We audit clinic Google Ads accounts and show you the bookings the report is hiding.

The audit checks how your conversions are defined, whether phone calls are being counted, and whether your real cost per new patient looks anything like the number on your screen. You'll see exactly where the account is lying to you and what fixing it is worth.

Get a free Google Ads audit

Common questions

The questions that come up most often.

Why 90 seconds and not some other number?

It's an illustrative threshold, not a hard law. Across the clinics I run ads for, calls under 90 seconds almost never end in a booking, they're wrong numbers, quick questions, or existing patients moving an appointment. Calls past 90 seconds are where real conversations happen. If you know your own front desk books faster or slower, adjust the line. The value is having a consistent, stated threshold rather than guessing.

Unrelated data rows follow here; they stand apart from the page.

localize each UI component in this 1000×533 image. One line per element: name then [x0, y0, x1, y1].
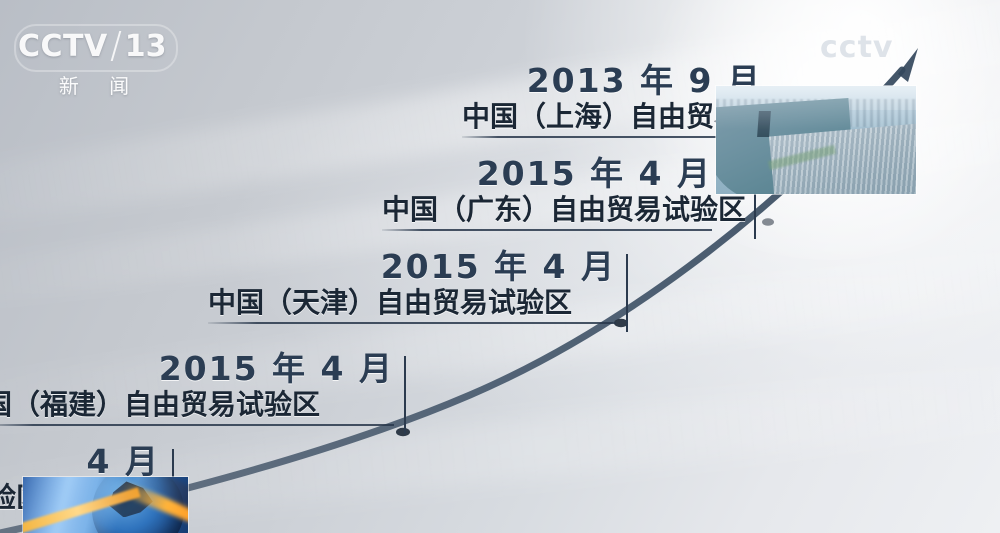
inset-haze-overlay — [716, 86, 916, 194]
milestone-zone: 国（福建）自由贸易试验区 — [0, 388, 394, 421]
milestone-label-tianjin: 2015 年 4 月 中国（天津）自由贸易试验区 — [208, 248, 616, 324]
milestone-date: 2015 年 4 月 — [208, 248, 616, 286]
channel-name: 新 闻 — [18, 70, 170, 99]
milestone-date: 2015 年 4 月 — [0, 350, 394, 388]
milestone-underline — [208, 322, 616, 324]
milestone-underline — [0, 424, 394, 426]
curve-node — [396, 428, 410, 436]
milestone-zone: 中国（广东）自由贸易试验区 — [382, 193, 746, 226]
milestone-zone: 中国（天津）自由贸易试验区 — [208, 286, 616, 319]
milestone-connector-tick — [404, 356, 406, 434]
broadcast-frame: CCTV 13 新 闻 cctv 2013 年 9 月 中国（上海）自由贸易试验… — [0, 0, 1000, 533]
channel-logo: CCTV 13 新 闻 — [18, 26, 178, 92]
milestone-date: 2015 年 4 月 — [382, 155, 712, 193]
logo-capsule-outline — [14, 24, 178, 72]
milestone-underline — [382, 229, 712, 231]
inset-globe-video — [23, 477, 188, 533]
milestone-label-fujian: 2015 年 4 月 国（福建）自由贸易试验区 — [0, 350, 394, 426]
milestone-label-guangdong: 2015 年 4 月 中国（广东）自由贸易试验区 — [382, 155, 746, 231]
milestone-date: 4 月 — [0, 443, 160, 481]
milestone-connector-tick — [626, 254, 628, 332]
curve-node — [762, 218, 774, 226]
inset-aerial-city-video — [716, 86, 916, 194]
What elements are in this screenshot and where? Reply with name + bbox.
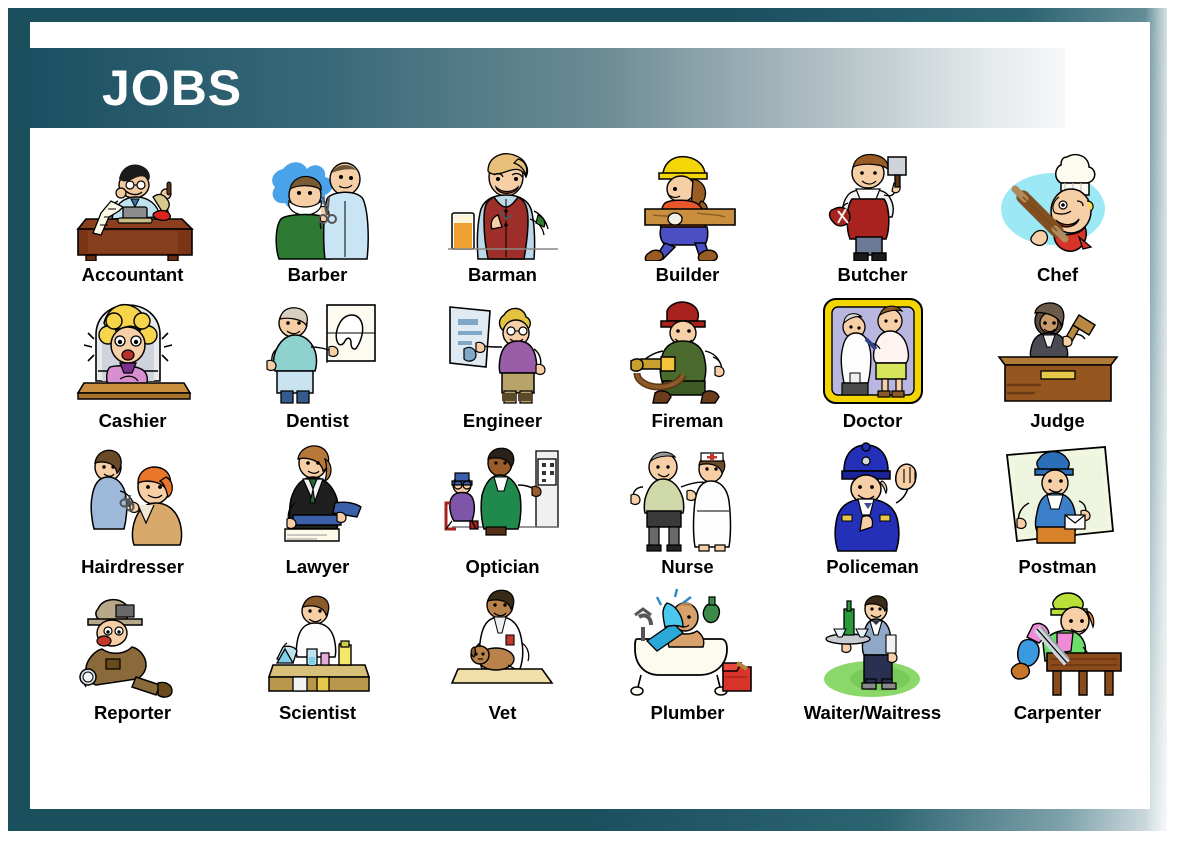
job-label: Dentist — [286, 410, 349, 432]
job-label: Waiter/Waitress — [804, 702, 941, 724]
job-label: Butcher — [838, 264, 908, 286]
job-label: Postman — [1018, 556, 1096, 578]
job-label: Nurse — [661, 556, 713, 578]
carpenter-illustration — [993, 587, 1123, 699]
vet-illustration — [438, 587, 568, 699]
optician-illustration — [438, 441, 568, 553]
job-card-dentist[interactable]: Dentist — [225, 286, 410, 432]
job-card-vet[interactable]: Vet — [410, 578, 595, 724]
job-card-nurse[interactable]: Nurse — [595, 432, 780, 578]
butcher-illustration — [808, 149, 938, 261]
job-card-reporter[interactable]: Reporter — [40, 578, 225, 724]
policeman-illustration — [808, 441, 938, 553]
job-label: Barman — [468, 264, 537, 286]
cashier-illustration — [68, 295, 198, 407]
job-card-cashier[interactable]: Cashier — [40, 286, 225, 432]
job-label: Hairdresser — [81, 556, 184, 578]
job-card-doctor[interactable]: Doctor — [780, 286, 965, 432]
job-card-barber[interactable]: Barber — [225, 140, 410, 286]
job-card-accountant[interactable]: Accountant — [40, 140, 225, 286]
chef-illustration — [993, 149, 1123, 261]
waiter-waitress-illustration — [808, 587, 938, 699]
job-label: Builder — [656, 264, 720, 286]
job-card-judge[interactable]: Judge — [965, 286, 1150, 432]
job-label: Policeman — [826, 556, 919, 578]
jobs-vocabulary-poster: JOBS — [0, 0, 1189, 841]
job-label: Fireman — [652, 410, 724, 432]
job-card-postman[interactable]: Postman — [965, 432, 1150, 578]
job-card-fireman[interactable]: Fireman — [595, 286, 780, 432]
job-card-barman[interactable]: Barman — [410, 140, 595, 286]
job-card-builder[interactable]: Builder — [595, 140, 780, 286]
job-card-butcher[interactable]: Butcher — [780, 140, 965, 286]
title-banner: JOBS — [30, 48, 1065, 128]
job-label: Optician — [465, 556, 539, 578]
job-card-waiter-waitress[interactable]: Waiter/Waitress — [780, 578, 965, 724]
jobs-grid: Accountant — [40, 140, 1150, 724]
barber-illustration — [253, 149, 383, 261]
plumber-illustration — [623, 587, 753, 699]
doctor-illustration — [808, 295, 938, 407]
job-label: Plumber — [650, 702, 724, 724]
job-card-hairdresser[interactable]: Hairdresser — [40, 432, 225, 578]
job-label: Chef — [1037, 264, 1078, 286]
right-edge-fade — [1145, 0, 1189, 841]
barman-illustration — [438, 149, 568, 261]
job-label: Vet — [489, 702, 517, 724]
job-card-policeman[interactable]: Policeman — [780, 432, 965, 578]
job-card-lawyer[interactable]: Lawyer — [225, 432, 410, 578]
job-card-carpenter[interactable]: Carpenter — [965, 578, 1150, 724]
lawyer-illustration — [253, 441, 383, 553]
job-label: Carpenter — [1014, 702, 1101, 724]
job-label: Judge — [1030, 410, 1084, 432]
fireman-illustration — [623, 295, 753, 407]
page-title: JOBS — [102, 63, 242, 113]
job-label: Lawyer — [286, 556, 350, 578]
job-card-engineer[interactable]: Engineer — [410, 286, 595, 432]
job-label: Engineer — [463, 410, 542, 432]
nurse-illustration — [623, 441, 753, 553]
reporter-illustration — [68, 587, 198, 699]
job-card-plumber[interactable]: Plumber — [595, 578, 780, 724]
builder-illustration — [623, 149, 753, 261]
dentist-illustration — [253, 295, 383, 407]
scientist-illustration — [253, 587, 383, 699]
job-label: Cashier — [99, 410, 167, 432]
job-label: Barber — [288, 264, 348, 286]
job-label: Reporter — [94, 702, 171, 724]
job-card-scientist[interactable]: Scientist — [225, 578, 410, 724]
job-label: Accountant — [82, 264, 184, 286]
engineer-illustration — [438, 295, 568, 407]
judge-illustration — [993, 295, 1123, 407]
postman-illustration — [993, 441, 1123, 553]
job-label: Scientist — [279, 702, 356, 724]
accountant-illustration — [68, 149, 198, 261]
job-card-chef[interactable]: Chef — [965, 140, 1150, 286]
hairdresser-illustration — [68, 441, 198, 553]
job-card-optician[interactable]: Optician — [410, 432, 595, 578]
job-label: Doctor — [843, 410, 903, 432]
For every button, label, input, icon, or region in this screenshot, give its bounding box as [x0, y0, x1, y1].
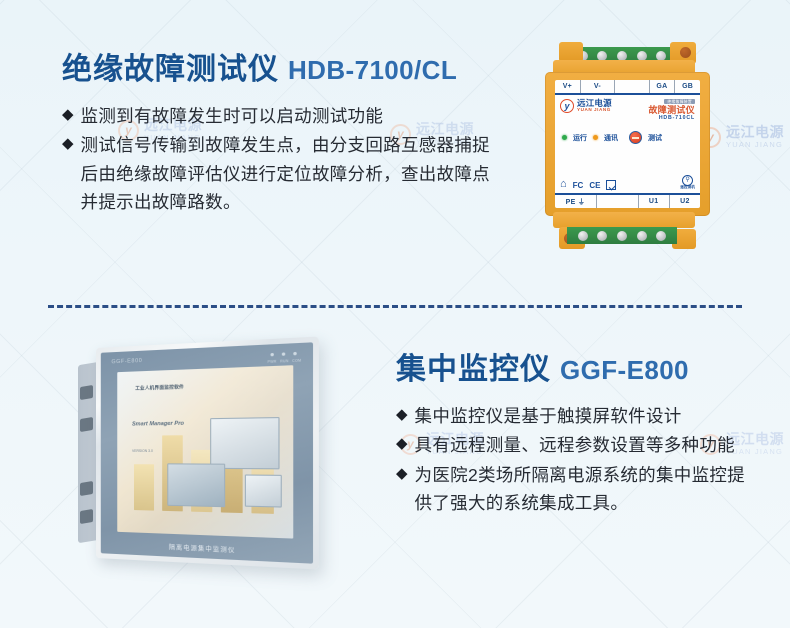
section-title-cn: 绝缘故障测试仪	[62, 44, 279, 88]
panel-led-label: PWR	[268, 359, 277, 364]
terminal-label: U2	[670, 195, 700, 208]
bullet-diamond-icon: ◆	[396, 461, 408, 487]
brand-watermark: y 远江电源 YUAN JIANG	[700, 125, 784, 149]
logo-badge-icon: y	[560, 99, 574, 113]
product-image-fault-tester: V+ V- GA GB y 远江电源 YUAN JIANG 绝缘	[545, 38, 710, 250]
terminal-screw	[578, 231, 588, 241]
certification-row: ⌂ FC CE ⚲ 遥控测机	[560, 175, 695, 190]
panel-port-icon	[80, 509, 93, 524]
screen-thumbnail	[167, 463, 225, 507]
device-tag-pill: 绝缘故障装置	[664, 99, 695, 104]
product-page: y 远江电源 YUAN JIANG y 远江电源 YUAN JIANG y 远江…	[0, 0, 790, 628]
bullet-diamond-icon: ◆	[62, 131, 74, 157]
watermark-name-en: YUAN JIANG	[726, 141, 784, 149]
remote-test-caption: 遥控测机	[680, 186, 695, 190]
list-item-text: 测试信号传输到故障发生点，由分支回路互感器捕捉后由绝缘故障评估仪进行定位故障分析…	[81, 131, 492, 216]
list-item: ◆ 具有远程测量、远程参数设置等多种功能	[396, 431, 756, 459]
terminal-label-row-top: V+ V- GA GB	[555, 80, 700, 95]
device-faceplate: V+ V- GA GB y 远江电源 YUAN JIANG 绝缘	[555, 80, 700, 208]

Isn't a 50 percent booking rate just a guess?

Yes, and that's the point. It's an honest, stated assumption you apply consistently and can argue with, instead of a hidden one. Fifty percent is a sensible default for a healthy front desk, but if your team converts phone enquiries better or worse, use your real number. An assumption you can see and challenge beats a number that's secretly made up.

How do I actually capture calls longer than 90 seconds?

Through call tracking tied to your ads, which records call duration against the ad click. Setting it up sits inside the same conversion tracking work as online bookings, and it's genuinely not a do it yourself job, it needs Google Tag Manager and custom scripts. The 90 second rule is what you do with the data once it's flowing, not a setting you toggle on by yourself.

Why does linking out to a booking page lose tracking accuracy?

When the booking is embedded on your own page or kept inside your practice management portal, tracking accuracy sits around 100 percent. When you send people off to a separate booking page, part of the journey happens somewhere Google can't follow, and accuracy drops to roughly 90 percent. The bookings are identical either way. You just lose the ability to measure about one in ten of them.